← Back to all posts

PipelineDB 0.8.1

PipelineDB 0.8.1 is here, download it now! Some of the highlights of this release are:


A lot of our users requested an easier way to integrate PipelineDB with Kafka. This release comes with native Kafka ingestion support in the form of an extension called pipeline_kafka. Check out Derek's blog post to learn more about how it works!

Filtered Space Saving for Top-K Queries

Support for Top-K queries is finally here. We implemented the Filtered Space Saving algorithm which combines sketch and counter based techniques to create a space efficient summary that can be used to answer Top-K queries. The following example keeps track of the top 3 values of x seen for each value of k.

CREATE CONTINUOUS VIEW v AS SELECT k::text, fss_agg(x::int, 3) FROM stream GROUP BY k;

INSERT INTO stream (k, x) VALUES ('a', 1), ('a', 1), ('a', 1), ('a', 1), ('a', 1);
INSERT INTO stream (k, x) VALUES ('a', 2), ('a', 2), ('a', 2);
INSERT INTO stream (k, x) VALUES ('a', 3), ('a', 3), ('a', 3), ('a', 3);
INSERT INTO stream (k, x) VALUES ('a', 4);
INSERT INTO stream (k, x) VALUES ('a', 5), ('a', 5), ('a', 5), ('a', 5), ('a', 5), ('a', 5);
INSERT INTO stream (k, x) VALUES ('b', 100), ('b', 100), ('b', 100);
INSERT INTO stream (k, x) VALUES ('b', 99), ('b', 99), ('b', 99), ('b', 99), ('b', 99), ('b', 99);
INSERT INTO stream (k, x) VALUES ('b', 101), ('b', 101), ('b', 101);
INSERT INTO stream (k, x) VALUES ('b', 102), ('b', 102), ('b', 102);

SELECT k, fss_topk(fss_agg) FROM v;
 k |   fss_topk   
 a | {5,1,3}
 b | {99,100,101}
(2 rows)

This is an initial implementation of the FSS algorithm so it might not be super performant. We will keep on improving it to make it more efficient. For now our implementation only supports fixed-length data types. Any Top-K algorithm requires storing some numer of raw values of the items being tracked. As a result, it can potentially become prohitively space intensive for variable-length values. But if your use case requires storing variable-length values, let us know!

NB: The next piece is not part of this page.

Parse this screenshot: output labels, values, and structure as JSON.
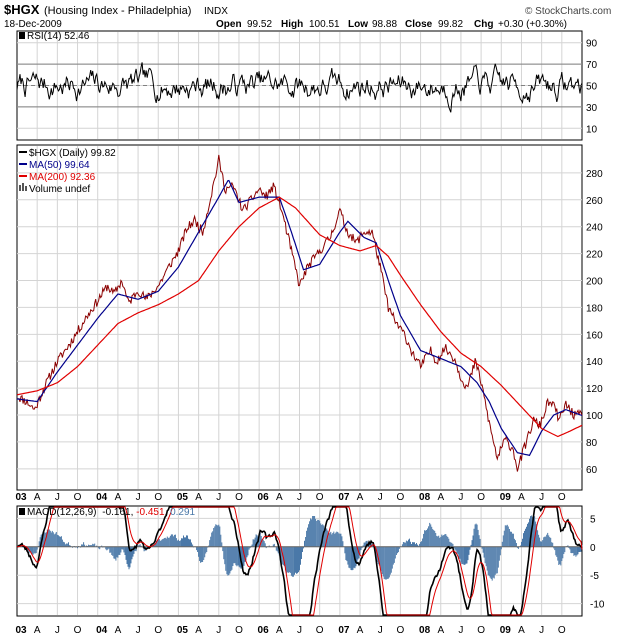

Sliding Window Improvements

We've made a number of improvements to sliding window queries. There were a few issues causing vacuuming of expired tuples to fail which led to unbounded disk usage--this should no longer be a problem. We've added a storage parameter called max_age for continuous views which provides a simpler way to define sliding window queries. The following two views are equivalent:

CREATE CONTINUOUS VIEW v AS SELECT count(*) FROM stream WHERE arrival_timestamp > clock_timstamp() - INTERVAL '1 minute';

CREATE CONTINUOUS VIEW v WITH (max_age = '1 minute') AS SELECT count(*) FROM stream;

Last, you can now create new sliding window views with a different window size on top of existing views. Previously multiple continuous views had to be made which obviously caused the system to do more work and consume extra disk space. For example if you want to have an hour and 15 minute window for the same query, you should do something like:

CREATE CONTINUOUS VIEW v_1h WITH (max_age = '1 hour') AS SELECT count(*) FROM stream;

CREATE VIEW v_15m WITH (max_age = '15 minute') AS SELECT * FROM v_1h;

You can also use arrival_timestamp instead of max_age to describe the sliding window. All continuous views with sliding windows now expose an arrival_timestamp column.

Performance Improvements & Bug Fixes

We added an EXPLICIT representation to our HyperLogLog implementation and tuned the way we union them so that HyperLogLogs for low cardinality sets are much more compact and performant. This also means that count(DISTINCT ...) queries where the count is small are much faster now. Space and performance improvements have also been made to our t-digest implementation (and consequently percentile_cont(...) queries) when the number of items inserted is low.

The combiner process now caches tuples in an LRU fashion so looking up frequently updated tuples is significantly faster. This should improve performance across the board. A critical bug which caused some groupings to have duplicate entries in a continuous view is also fixed in this release.

We added the stream_commit_interval configuration option to the previous release as a means to avoid long running transactions that insert into streams. It ended up introducing some bugs and so it has been removed in this release.